I was thinking of the following statement:
If we missed any websocket updates, we can fall back to HTTP at some point.
A single request to their REST returns the status of all open positions, which is reliable. Perhaps the websocket and the REST should somehow play together in order to achieve that.
Backpressure is the second issue, which is easily solved by Akka.NET, but if you suggest a different solution, I'd like to know how to solve it.
What are you guys going to use in such situations?
websocket server is quite unstable
The 3rd party system seems to be a likely culprit. There's nothing you can do if they don't send the message. But, let's assume that they send all messages that they should...
From what you've stated the WebSocket stays alive and you can receive messages after a message is missed. Since WebSockets operate over TCP/IP, any messages which do not receive an ACK from the receiving end would cause the connection to fail before subsequent messages would arrive. In C#/.Net this would eventually manifest itself as a connection Exception (time out, connection closed, etc.). That seems to rule out network transport issues.
On the receiving side, there are a couple of libraries that might be used to handle websockets. Without seeing the "message received" code (or even knowing which library is used) it's difficult to know if messages are being processed correctly. That code deserves close analysis for threading issues in particular.

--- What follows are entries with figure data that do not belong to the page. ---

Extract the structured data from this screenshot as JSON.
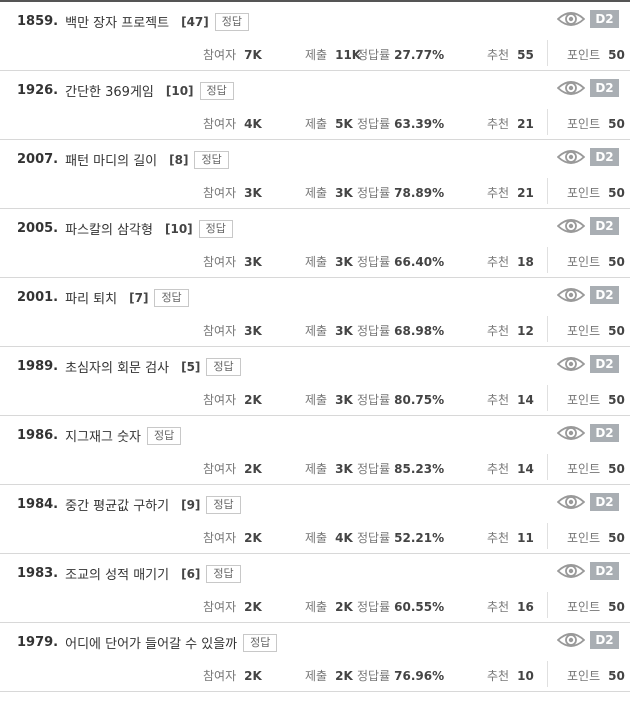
{
  "labels": {
    "participants": "참여자",
    "submissions": "제출",
    "accuracy": "정답률",
    "recommend": "추천",
    "points": "포인트",
    "answer_button": "정답"
  },
  "colors": {
    "level_badge": "#a9aeb3",
    "top_border": "#555555"
  },
  "problems": [
    {
      "number": "1859.",
      "title": "백만 장자 프로젝트",
      "count": "[47]",
      "level": "D2",
      "participants": "7K",
      "submissions": "11K",
      "accuracy": "27.77%",
      "recommend": "55",
      "points": "50"
    },
    {
      "number": "1926.",
      "title": "간단한 369게임",
      "count": "[10]",
      "level": "D2",
      "participants": "4K",
      "submissions": "5K",
      "accuracy": "63.39%",
      "recommend": "21",
      "points": "50"
    },
    {
      "number": "2007.",
      "title": "패턴 마디의 길이",
      "count": "[8]",
      "level": "D2",
      "participants": "3K",
      "submissions": "3K",
      "accuracy": "78.89%",
      "recommend": "21",
      "points": "50"
    },
    {
      "number": "2005.",
      "title": "파스칼의 삼각형",
      "count": "[10]",
      "level": "D2",
      "participants": "3K",
      "submissions": "3K",
      "accuracy": "66.40%",
      "recommend": "18",
      "points": "50"
    },
    {
      "number": "2001.",
      "title": "파리 퇴치",
      "count": "[7]",
      "level": "D2",
      "participants": "3K",
      "submissions": "3K",
      "accuracy": "68.98%",
      "recommend": "12",
      "points": "50"
    },
    {
      "number": "1989.",
      "title": "초심자의 회문 검사",
      "count": "[5]",
      "level": "D2",
      "participants": "2K",
      "submissions": "3K",
      "accuracy": "80.75%",
      "recommend": "14",
      "points": "50"
    },
    {
      "number": "1986.",
      "title": "지그재그 숫자",
      "count": "",
      "level": "D2",
      "participants": "2K",
      "submissions": "3K",
      "accuracy": "85.23%",
      "recommend": "14",
      "points": "50"
    },
    {
      "number": "1984.",
      "title": "중간 평균값 구하기",
      "count": "[9]",
      "level": "D2",
      "participants": "2K",
      "submissions": "4K",
      "accuracy": "52.21%",
      "recommend": "11",
      "points": "50"
    },
    {
      "number": "1983.",
      "title": "조교의 성적 매기기",
      "count": "[6]",
      "level": "D2",
      "participants": "2K",
      "submissions": "2K",
      "accuracy": "60.55%",
      "recommend": "16",
      "points": "50"
    },
    {
      "number": "1979.",
      "title": "어디에 단어가 들어갈 수 있을까",
      "count": "",
      "level": "D2",
      "participants": "2K",
      "submissions": "2K",
      "accuracy": "76.96%",
      "recommend": "10",
      "points": "50"
    }
  ]
}
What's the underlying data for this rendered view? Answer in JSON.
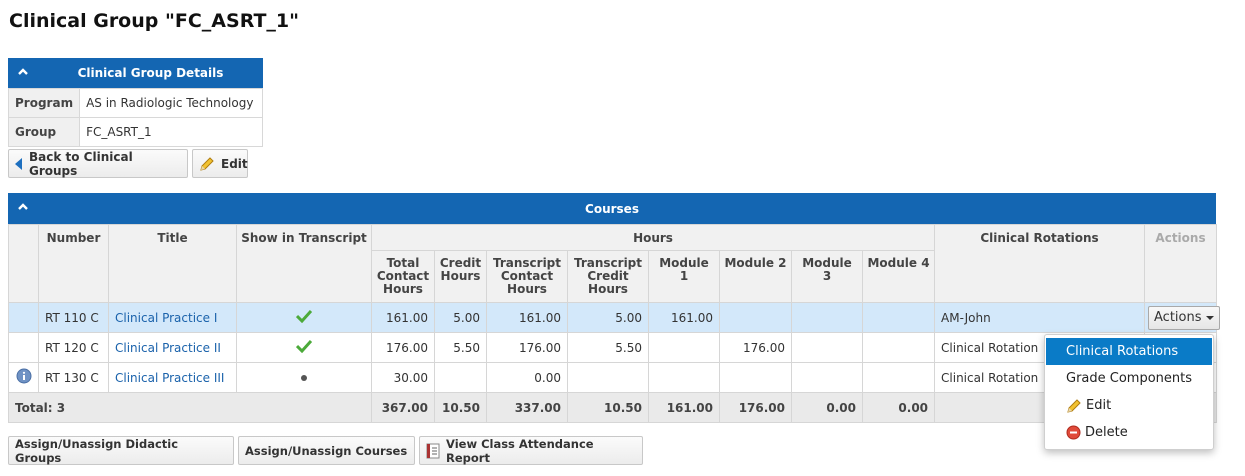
{
  "page": {
    "title": "Clinical Group \"FC_ASRT_1\""
  },
  "details": {
    "header": "Clinical Group Details",
    "rows": [
      {
        "label": "Program",
        "value": "AS in Radiologic Technology"
      },
      {
        "label": "Group",
        "value": "FC_ASRT_1"
      }
    ]
  },
  "toolbar": {
    "back_label": "Back to Clinical Groups",
    "edit_label": "Edit"
  },
  "courses": {
    "header": "Courses",
    "columns": {
      "number": "Number",
      "title": "Title",
      "show_transcript": "Show in Transcript",
      "hours": "Hours",
      "total_contact": "Total Contact Hours",
      "credit": "Credit Hours",
      "transcript_contact": "Transcript Contact Hours",
      "transcript_credit": "Transcript Credit Hours",
      "module1": "Module 1",
      "module2": "Module 2",
      "module3": "Module 3",
      "module4": "Module 4",
      "rotations": "Clinical Rotations",
      "actions": "Actions"
    },
    "rows": [
      {
        "number": "RT 110 C",
        "title": "Clinical Practice I",
        "show": "check",
        "total_contact": "161.00",
        "credit": "5.00",
        "transcript_contact": "161.00",
        "transcript_credit": "5.00",
        "module1": "161.00",
        "module2": "",
        "module3": "",
        "module4": "",
        "rotation": "AM-John",
        "action_label": "Actions"
      },
      {
        "number": "RT 120 C",
        "title": "Clinical Practice II",
        "show": "check",
        "total_contact": "176.00",
        "credit": "5.50",
        "transcript_contact": "176.00",
        "transcript_credit": "5.50",
        "module1": "",
        "module2": "176.00",
        "module3": "",
        "module4": "",
        "rotation": "Clinical Rotation"
      },
      {
        "number": "RT 130 C",
        "title": "Clinical Practice III",
        "show": "dot",
        "total_contact": "30.00",
        "credit": "",
        "transcript_contact": "0.00",
        "transcript_credit": "",
        "module1": "",
        "module2": "",
        "module3": "",
        "module4": "",
        "rotation": "Clinical Rotation"
      }
    ],
    "total": {
      "label": "Total: 3",
      "total_contact": "367.00",
      "credit": "10.50",
      "transcript_contact": "337.00",
      "transcript_credit": "10.50",
      "module1": "161.00",
      "module2": "176.00",
      "module3": "0.00",
      "module4": "0.00"
    }
  },
  "actions_menu": {
    "items": [
      "Clinical Rotations",
      "Grade Components",
      "Edit",
      "Delete"
    ]
  },
  "footer": {
    "assign_didactic": "Assign/Unassign Didactic Groups",
    "assign_courses": "Assign/Unassign Courses",
    "attendance_report": "View Class Attendance Report"
  },
  "colors": {
    "header_blue": "#1466b2",
    "selected_row": "#d3e8fa",
    "menu_active": "#0a7bc7",
    "link": "#1a62ab"
  },
  "icons": [
    "chevron-up-icon",
    "back-arrow-icon",
    "pencil-icon",
    "check-icon",
    "info-icon",
    "delete-icon",
    "report-icon"
  ]
}
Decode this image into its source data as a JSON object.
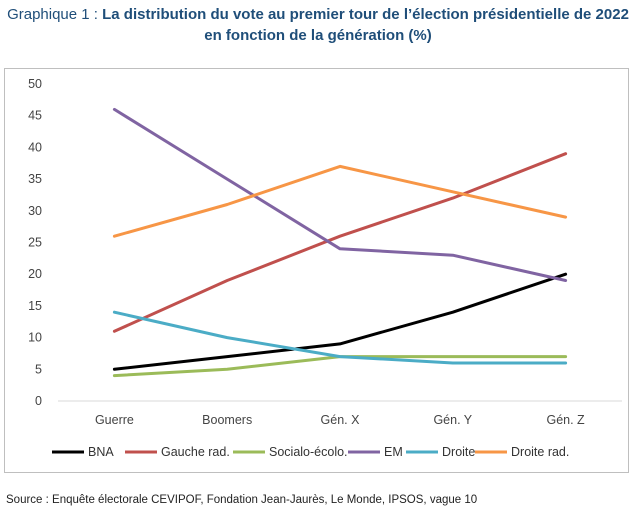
{
  "title_lead": "Graphique 1 : ",
  "title_main": "La distribution du vote au premier tour de l’élection présidentielle de 2022 en fonction de la génération (%)",
  "source": "Source :  Enquête électorale CEVIPOF, Fondation Jean-Jaurès, Le Monde, IPSOS, vague 10",
  "chart_data": {
    "type": "line",
    "categories": [
      "Guerre",
      "Boomers",
      "Gén. X",
      "Gén. Y",
      "Gén. Z"
    ],
    "ylim": [
      0,
      50
    ],
    "yticks": [
      0,
      5,
      10,
      15,
      20,
      25,
      30,
      35,
      40,
      45,
      50
    ],
    "grid": false,
    "legend_position": "bottom",
    "series": [
      {
        "name": "BNA",
        "color": "#000000",
        "values": [
          5,
          7,
          9,
          14,
          20
        ]
      },
      {
        "name": "Gauche rad.",
        "color": "#c0504d",
        "values": [
          11,
          19,
          26,
          32,
          39
        ]
      },
      {
        "name": "Socialo-écolo.",
        "color": "#9bbb59",
        "values": [
          4,
          5,
          7,
          7,
          7
        ]
      },
      {
        "name": "EM",
        "color": "#8064a2",
        "values": [
          46,
          35,
          24,
          23,
          19
        ]
      },
      {
        "name": "Droite",
        "color": "#4bacc6",
        "values": [
          14,
          10,
          7,
          6,
          6
        ]
      },
      {
        "name": "Droite rad.",
        "color": "#f79646",
        "values": [
          26,
          31,
          37,
          33,
          29
        ]
      }
    ]
  }
}
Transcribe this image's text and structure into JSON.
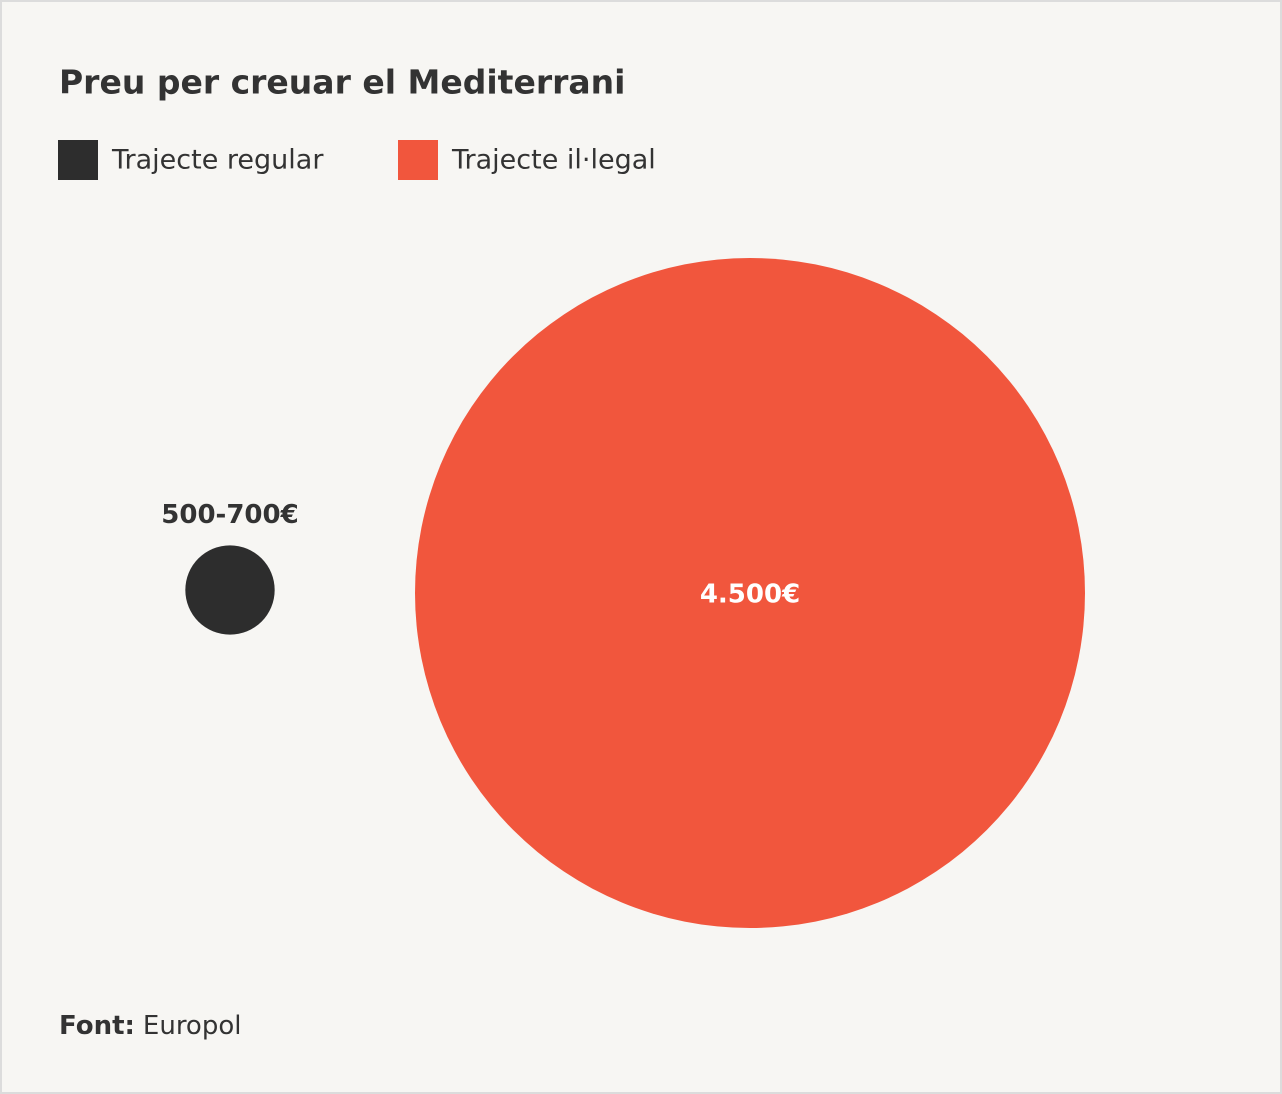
{
  "chart_data": {
    "type": "bubble",
    "title": "Preu per creuar el Mediterrani",
    "series": [
      {
        "name": "Trajecte regular",
        "color": "#2d2d2d",
        "values": [
          600
        ],
        "value_labels": [
          "500-700€"
        ]
      },
      {
        "name": "Trajecte il·legal",
        "color": "#f1563d",
        "values": [
          4500
        ],
        "value_labels": [
          "4.500€"
        ]
      }
    ],
    "source_label": "Font:",
    "source": "Europol"
  }
}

The most likely problem, though, is that the 3rd party system is sending batches of data, and not just one message at a time. On the surface it may appear that only one value ("position") is being sent, but there could be multiple updates sent together. Using Fiddler (or by logging the entire raw payload received) might help determine if this is the case.
What are you guys going to use in such situations?
If the 3rd party system is shown to be the problem, in addition to the websocket it seems there's no other option than to poll their system using the REST endpoint as frequently as their documentation says you can (if not stated, you might need to contact their engineering team to make sure you don't end up causing a friendly DOS attack).
If their system is properly sending all updates, you might want to tighten the timeouts and more quickly close/reopen the websocket connection and then hit the REST endpoint to minimize out-of-date data.